Today’s post is inspired by Leighton from Leighton Travels, who just published a great article about his visit to a hanok village in Otgol, South Korea. He reminded me of my own experience in a hanok when I travelled to South Korea back in 2018.
Bukchon Hanok Village is a Korean traditional village within the city of Seoul, located on the top of a hill between Gyeongbok Palace, Changdeok Palace, and Jongmyo Royal Shrine.
Composed of a network of alleyways, Bukchon Village is a well preserved example of a classic Korean residential quarter with over 600 years of history.

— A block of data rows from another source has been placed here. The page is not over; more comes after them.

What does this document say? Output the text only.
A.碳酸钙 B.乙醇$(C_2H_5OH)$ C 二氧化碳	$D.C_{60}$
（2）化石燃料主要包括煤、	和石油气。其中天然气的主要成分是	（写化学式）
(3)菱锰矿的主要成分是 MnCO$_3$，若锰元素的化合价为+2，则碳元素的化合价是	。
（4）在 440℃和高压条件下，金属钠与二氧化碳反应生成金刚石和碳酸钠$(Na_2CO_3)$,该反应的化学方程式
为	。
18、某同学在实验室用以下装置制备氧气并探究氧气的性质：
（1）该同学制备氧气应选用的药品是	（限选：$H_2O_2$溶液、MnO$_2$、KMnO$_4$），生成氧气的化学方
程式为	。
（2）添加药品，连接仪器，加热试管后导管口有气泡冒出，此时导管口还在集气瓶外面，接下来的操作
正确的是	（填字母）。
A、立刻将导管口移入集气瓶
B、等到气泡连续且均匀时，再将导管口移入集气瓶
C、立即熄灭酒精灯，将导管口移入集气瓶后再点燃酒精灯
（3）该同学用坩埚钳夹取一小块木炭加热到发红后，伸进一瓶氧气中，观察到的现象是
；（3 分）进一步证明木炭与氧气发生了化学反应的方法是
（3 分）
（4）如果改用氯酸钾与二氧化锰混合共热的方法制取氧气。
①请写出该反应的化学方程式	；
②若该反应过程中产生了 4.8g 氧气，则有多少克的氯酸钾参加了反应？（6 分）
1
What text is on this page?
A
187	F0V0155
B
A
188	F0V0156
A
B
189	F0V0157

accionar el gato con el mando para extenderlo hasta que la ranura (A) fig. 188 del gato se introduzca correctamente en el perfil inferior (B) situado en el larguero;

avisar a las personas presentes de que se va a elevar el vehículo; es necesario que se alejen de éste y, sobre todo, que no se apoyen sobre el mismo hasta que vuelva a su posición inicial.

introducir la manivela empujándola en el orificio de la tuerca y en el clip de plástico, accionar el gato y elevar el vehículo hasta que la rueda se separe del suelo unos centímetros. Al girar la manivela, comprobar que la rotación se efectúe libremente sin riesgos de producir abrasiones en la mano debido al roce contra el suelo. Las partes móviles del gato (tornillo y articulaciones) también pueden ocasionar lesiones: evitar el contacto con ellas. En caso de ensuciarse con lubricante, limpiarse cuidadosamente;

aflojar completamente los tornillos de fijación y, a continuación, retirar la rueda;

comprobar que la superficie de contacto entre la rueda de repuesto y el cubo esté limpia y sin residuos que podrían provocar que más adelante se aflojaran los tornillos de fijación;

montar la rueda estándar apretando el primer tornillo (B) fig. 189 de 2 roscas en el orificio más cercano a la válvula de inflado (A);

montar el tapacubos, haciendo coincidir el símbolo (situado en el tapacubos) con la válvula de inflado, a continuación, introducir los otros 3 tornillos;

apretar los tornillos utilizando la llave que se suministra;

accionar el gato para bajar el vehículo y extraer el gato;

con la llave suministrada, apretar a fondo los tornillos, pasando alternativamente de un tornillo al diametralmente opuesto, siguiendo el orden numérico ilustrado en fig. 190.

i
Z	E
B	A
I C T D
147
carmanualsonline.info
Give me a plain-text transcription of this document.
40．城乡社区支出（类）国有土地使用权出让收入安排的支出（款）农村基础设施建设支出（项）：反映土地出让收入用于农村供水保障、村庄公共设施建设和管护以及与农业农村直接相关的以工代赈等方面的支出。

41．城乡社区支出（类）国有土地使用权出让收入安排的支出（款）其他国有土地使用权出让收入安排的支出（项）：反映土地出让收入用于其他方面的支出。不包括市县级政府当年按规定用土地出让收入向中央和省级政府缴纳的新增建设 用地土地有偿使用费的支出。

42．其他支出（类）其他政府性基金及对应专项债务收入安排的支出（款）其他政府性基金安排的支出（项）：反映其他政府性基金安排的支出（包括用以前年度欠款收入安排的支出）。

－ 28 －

It contains 900 hanoks, traditional homes that were first designed and built in the 14th century during the Joseon Dynasty.
Hanok construction is reflective of Korean design principles that emphasize physical and visual harmony between architecture and the nature that surrounds it, perhaps the epitome of eco-architecture. They are typically built with natural materials, including wooden beams and Hanji paper for doors and windows, making them largely biodegradable. The shape of the hanok further allows for a natural heating and cooling system. This varies by geography, with those in cooler northern regions built as a square with a courtyard in order to better retain heat, whereas those in the south are L-shaped and more open. Another unique element is ondol flooring that involves the use of heated cooking stones and underfloor pipes to warm the room.
We had the opportunity to stay at a renovated hanok in Bukchon Hanok Village, which we booked through Airbnb. To date, this remains one of my favourite of all the accommodations we’ve experienced in our travels. Our host was a lovely woman named Mi Kyung, who made us the most delicious Korean breakfasts every morning. The top highlight however, was our affectionate canine friend – Jack. I hope that the little guy is keeping well these days.